Las Posturas

Las asanas o posturas no son ejercicios, son posturas que se deben mantener, se asumen en forma conciente, lenta y meditativamente, acompañadas de la respiración completa. Las asanas, Mataji nos dice siempre, tienen influencia sobre nuestros aspectos físicos, mentales y espirituales.

En lo que atañe a lo físico, las posturas ayudan a tonificar y darle flexibilidad a los músculos, ejercen influencia directa sobre el sistema endocrino, al trabajar especificamente sobre la columna vertebral y sus articulaciones le devuelve su movilidad y gracia original, actua sobre el sistema nervioso armonizándolo.

En lo mental, la actitud del practicante debe estar centrada sobre la postura asumida y su respiración.
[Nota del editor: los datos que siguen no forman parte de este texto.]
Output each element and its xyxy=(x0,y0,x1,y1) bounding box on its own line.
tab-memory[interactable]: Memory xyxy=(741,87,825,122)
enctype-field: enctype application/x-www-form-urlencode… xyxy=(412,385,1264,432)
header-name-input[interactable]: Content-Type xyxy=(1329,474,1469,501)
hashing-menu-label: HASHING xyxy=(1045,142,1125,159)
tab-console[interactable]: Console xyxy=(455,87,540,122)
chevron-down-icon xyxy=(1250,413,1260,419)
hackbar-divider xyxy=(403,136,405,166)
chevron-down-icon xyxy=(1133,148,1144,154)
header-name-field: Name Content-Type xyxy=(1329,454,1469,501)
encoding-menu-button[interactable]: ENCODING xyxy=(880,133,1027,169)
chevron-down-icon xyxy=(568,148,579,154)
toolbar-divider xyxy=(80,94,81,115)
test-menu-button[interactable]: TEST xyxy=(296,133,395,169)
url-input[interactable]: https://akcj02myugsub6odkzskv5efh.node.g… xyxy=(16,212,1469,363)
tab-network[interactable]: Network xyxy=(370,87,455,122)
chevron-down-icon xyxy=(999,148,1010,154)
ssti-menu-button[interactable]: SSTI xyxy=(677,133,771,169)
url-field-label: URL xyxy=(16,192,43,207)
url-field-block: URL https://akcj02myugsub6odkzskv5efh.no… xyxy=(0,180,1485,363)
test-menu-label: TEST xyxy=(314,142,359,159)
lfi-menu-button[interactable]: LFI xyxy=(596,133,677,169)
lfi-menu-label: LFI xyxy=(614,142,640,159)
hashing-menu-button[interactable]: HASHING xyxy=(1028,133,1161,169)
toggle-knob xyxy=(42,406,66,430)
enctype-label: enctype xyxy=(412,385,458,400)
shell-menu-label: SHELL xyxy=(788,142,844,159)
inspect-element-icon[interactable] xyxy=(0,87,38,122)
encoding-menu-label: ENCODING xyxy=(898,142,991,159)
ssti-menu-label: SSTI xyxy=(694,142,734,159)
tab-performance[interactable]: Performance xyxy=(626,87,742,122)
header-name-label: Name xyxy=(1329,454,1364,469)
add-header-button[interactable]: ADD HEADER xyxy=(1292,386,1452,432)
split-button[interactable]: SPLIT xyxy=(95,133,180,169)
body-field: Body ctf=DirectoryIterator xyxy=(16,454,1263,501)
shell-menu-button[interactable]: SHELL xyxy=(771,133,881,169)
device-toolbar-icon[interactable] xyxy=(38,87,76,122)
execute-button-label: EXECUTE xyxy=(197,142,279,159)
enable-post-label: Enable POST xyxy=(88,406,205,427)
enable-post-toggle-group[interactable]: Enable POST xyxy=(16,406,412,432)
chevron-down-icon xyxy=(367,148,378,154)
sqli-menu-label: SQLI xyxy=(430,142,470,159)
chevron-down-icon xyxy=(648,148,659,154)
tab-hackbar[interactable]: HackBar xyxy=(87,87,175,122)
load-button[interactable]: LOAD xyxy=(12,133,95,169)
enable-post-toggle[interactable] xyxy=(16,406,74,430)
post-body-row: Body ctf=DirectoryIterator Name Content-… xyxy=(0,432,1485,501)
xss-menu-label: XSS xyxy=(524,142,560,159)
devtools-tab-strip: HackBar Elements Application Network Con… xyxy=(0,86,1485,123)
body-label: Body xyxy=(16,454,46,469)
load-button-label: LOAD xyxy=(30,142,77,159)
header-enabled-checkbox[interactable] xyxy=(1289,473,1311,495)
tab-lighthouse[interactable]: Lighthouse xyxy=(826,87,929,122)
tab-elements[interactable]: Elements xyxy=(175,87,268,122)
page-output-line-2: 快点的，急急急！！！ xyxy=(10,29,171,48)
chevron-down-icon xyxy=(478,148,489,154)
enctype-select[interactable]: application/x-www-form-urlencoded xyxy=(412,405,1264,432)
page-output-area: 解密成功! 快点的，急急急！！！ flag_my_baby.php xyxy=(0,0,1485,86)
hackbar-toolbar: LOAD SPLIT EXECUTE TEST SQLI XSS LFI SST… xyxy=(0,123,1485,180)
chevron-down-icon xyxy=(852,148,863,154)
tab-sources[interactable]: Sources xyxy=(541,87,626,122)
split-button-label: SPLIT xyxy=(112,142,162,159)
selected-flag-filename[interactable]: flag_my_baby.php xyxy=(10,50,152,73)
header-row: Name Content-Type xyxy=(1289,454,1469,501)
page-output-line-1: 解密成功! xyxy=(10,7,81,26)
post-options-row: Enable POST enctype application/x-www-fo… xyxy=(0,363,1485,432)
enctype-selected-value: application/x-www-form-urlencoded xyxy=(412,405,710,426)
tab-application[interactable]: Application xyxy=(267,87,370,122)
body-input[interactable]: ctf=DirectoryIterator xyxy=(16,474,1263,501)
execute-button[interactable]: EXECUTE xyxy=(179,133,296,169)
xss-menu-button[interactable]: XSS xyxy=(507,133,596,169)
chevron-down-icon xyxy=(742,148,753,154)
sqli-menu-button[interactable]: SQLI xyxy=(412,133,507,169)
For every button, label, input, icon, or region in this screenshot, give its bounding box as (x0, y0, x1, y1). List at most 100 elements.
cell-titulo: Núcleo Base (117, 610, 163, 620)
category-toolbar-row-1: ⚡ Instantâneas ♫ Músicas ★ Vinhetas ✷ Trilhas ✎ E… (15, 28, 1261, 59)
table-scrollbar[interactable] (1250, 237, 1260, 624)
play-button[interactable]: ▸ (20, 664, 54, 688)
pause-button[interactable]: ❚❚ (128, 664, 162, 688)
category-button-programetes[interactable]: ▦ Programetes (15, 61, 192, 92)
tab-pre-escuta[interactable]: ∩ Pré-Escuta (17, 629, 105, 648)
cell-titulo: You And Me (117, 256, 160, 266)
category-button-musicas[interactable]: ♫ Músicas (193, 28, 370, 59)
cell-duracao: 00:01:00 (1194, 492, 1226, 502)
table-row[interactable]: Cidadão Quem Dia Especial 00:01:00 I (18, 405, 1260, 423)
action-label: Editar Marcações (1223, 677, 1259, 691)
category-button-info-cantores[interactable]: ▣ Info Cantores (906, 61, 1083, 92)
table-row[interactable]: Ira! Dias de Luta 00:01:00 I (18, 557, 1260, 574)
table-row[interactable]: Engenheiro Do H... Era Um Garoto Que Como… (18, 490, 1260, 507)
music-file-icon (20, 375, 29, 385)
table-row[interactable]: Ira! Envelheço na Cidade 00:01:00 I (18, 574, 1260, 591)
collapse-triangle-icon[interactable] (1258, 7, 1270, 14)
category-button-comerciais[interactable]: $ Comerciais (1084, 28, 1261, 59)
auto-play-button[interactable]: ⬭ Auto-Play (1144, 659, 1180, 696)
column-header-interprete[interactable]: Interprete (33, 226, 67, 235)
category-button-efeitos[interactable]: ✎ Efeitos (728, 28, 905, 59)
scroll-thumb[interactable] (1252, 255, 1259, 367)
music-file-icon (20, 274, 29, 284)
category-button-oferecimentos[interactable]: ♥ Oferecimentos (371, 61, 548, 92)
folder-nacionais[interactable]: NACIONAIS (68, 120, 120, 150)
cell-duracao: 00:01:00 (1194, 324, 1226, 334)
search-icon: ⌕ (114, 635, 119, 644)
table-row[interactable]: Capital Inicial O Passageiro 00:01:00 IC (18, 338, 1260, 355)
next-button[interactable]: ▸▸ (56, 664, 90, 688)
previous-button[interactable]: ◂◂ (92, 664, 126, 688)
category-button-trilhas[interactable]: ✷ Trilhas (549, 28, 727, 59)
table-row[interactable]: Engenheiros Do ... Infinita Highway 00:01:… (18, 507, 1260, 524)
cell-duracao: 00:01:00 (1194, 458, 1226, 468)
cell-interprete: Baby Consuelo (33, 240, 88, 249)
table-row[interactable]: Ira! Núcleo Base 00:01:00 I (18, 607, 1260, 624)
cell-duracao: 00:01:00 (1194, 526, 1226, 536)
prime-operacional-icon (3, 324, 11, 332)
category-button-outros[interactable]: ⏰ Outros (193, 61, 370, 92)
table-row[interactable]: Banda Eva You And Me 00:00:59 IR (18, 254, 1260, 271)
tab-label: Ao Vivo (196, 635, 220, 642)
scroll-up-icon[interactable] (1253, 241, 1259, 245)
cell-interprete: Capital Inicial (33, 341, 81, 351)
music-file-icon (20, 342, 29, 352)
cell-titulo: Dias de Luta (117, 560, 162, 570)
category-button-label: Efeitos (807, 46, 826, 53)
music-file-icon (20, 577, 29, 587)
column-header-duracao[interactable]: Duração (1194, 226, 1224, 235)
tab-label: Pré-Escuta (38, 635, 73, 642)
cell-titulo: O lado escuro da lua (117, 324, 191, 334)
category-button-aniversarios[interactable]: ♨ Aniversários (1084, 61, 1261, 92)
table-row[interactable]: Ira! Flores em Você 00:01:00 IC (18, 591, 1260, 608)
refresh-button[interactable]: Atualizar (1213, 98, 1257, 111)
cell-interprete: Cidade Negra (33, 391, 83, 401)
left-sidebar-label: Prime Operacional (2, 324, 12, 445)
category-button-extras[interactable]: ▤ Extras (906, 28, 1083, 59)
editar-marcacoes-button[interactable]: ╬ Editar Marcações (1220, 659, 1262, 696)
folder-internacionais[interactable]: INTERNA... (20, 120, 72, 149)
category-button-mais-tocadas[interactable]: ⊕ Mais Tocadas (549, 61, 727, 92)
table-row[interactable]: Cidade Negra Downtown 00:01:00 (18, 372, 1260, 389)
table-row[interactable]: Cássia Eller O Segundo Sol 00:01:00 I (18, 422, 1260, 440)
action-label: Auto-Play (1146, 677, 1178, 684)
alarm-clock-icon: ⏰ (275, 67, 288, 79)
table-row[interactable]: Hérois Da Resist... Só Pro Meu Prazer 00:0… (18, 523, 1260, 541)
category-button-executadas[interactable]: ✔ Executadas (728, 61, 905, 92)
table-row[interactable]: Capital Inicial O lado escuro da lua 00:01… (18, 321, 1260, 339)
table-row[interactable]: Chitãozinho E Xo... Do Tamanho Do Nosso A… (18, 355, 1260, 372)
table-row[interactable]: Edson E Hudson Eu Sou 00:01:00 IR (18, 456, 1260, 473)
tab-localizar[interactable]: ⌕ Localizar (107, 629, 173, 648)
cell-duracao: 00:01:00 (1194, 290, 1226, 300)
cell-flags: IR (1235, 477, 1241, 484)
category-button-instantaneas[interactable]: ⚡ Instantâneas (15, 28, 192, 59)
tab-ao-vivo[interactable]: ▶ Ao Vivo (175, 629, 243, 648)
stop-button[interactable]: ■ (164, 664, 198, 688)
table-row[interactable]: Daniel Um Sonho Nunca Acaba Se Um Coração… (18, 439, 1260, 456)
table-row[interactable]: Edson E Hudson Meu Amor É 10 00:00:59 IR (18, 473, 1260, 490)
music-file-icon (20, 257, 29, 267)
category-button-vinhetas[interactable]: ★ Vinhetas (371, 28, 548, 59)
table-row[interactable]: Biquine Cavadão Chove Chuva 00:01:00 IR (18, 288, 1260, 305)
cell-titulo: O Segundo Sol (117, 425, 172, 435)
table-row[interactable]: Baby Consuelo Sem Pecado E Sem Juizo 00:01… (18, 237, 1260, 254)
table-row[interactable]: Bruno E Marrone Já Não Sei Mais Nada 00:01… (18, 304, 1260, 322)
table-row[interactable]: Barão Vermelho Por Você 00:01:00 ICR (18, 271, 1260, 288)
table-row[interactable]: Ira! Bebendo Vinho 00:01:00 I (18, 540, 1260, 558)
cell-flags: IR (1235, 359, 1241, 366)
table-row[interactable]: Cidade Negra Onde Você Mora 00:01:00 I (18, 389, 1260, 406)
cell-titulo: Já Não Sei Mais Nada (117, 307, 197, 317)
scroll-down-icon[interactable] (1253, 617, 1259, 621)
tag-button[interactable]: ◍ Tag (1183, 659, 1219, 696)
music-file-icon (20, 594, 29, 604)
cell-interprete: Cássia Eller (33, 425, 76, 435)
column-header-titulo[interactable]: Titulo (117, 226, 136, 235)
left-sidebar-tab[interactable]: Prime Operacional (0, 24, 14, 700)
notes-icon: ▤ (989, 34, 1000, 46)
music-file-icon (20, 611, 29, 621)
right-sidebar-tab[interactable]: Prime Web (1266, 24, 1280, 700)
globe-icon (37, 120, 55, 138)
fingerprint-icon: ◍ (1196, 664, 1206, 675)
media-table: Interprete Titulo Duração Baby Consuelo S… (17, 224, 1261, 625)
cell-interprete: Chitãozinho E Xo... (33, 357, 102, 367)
Esa concentración a medida que va ganando en profundidad se va a transformar en una meditación en el asana. Si algún pensamiento extraño se nos cruza mientras estamos en nuestra práctica lo dejamos pasar, no nos enganchamos. Y si sin darse se fue de la actitud centrada en la postura y la respiración, cuando se de cuenta de ello vuelva a retomarala. La diferencia entre un Yogui avanzado y un principiante radica en el tiempo de detener la postura. Un yogui experimentado pueden permanecer horas inmóviles en un asana.

En lo espiritual, producen un efecto profundo, porque lo liberan del miedo, ayudan a cultivar la autoconfianza y la serenidad. Al final de una sesión de Yoga se encontrará relajado y lleno de energía.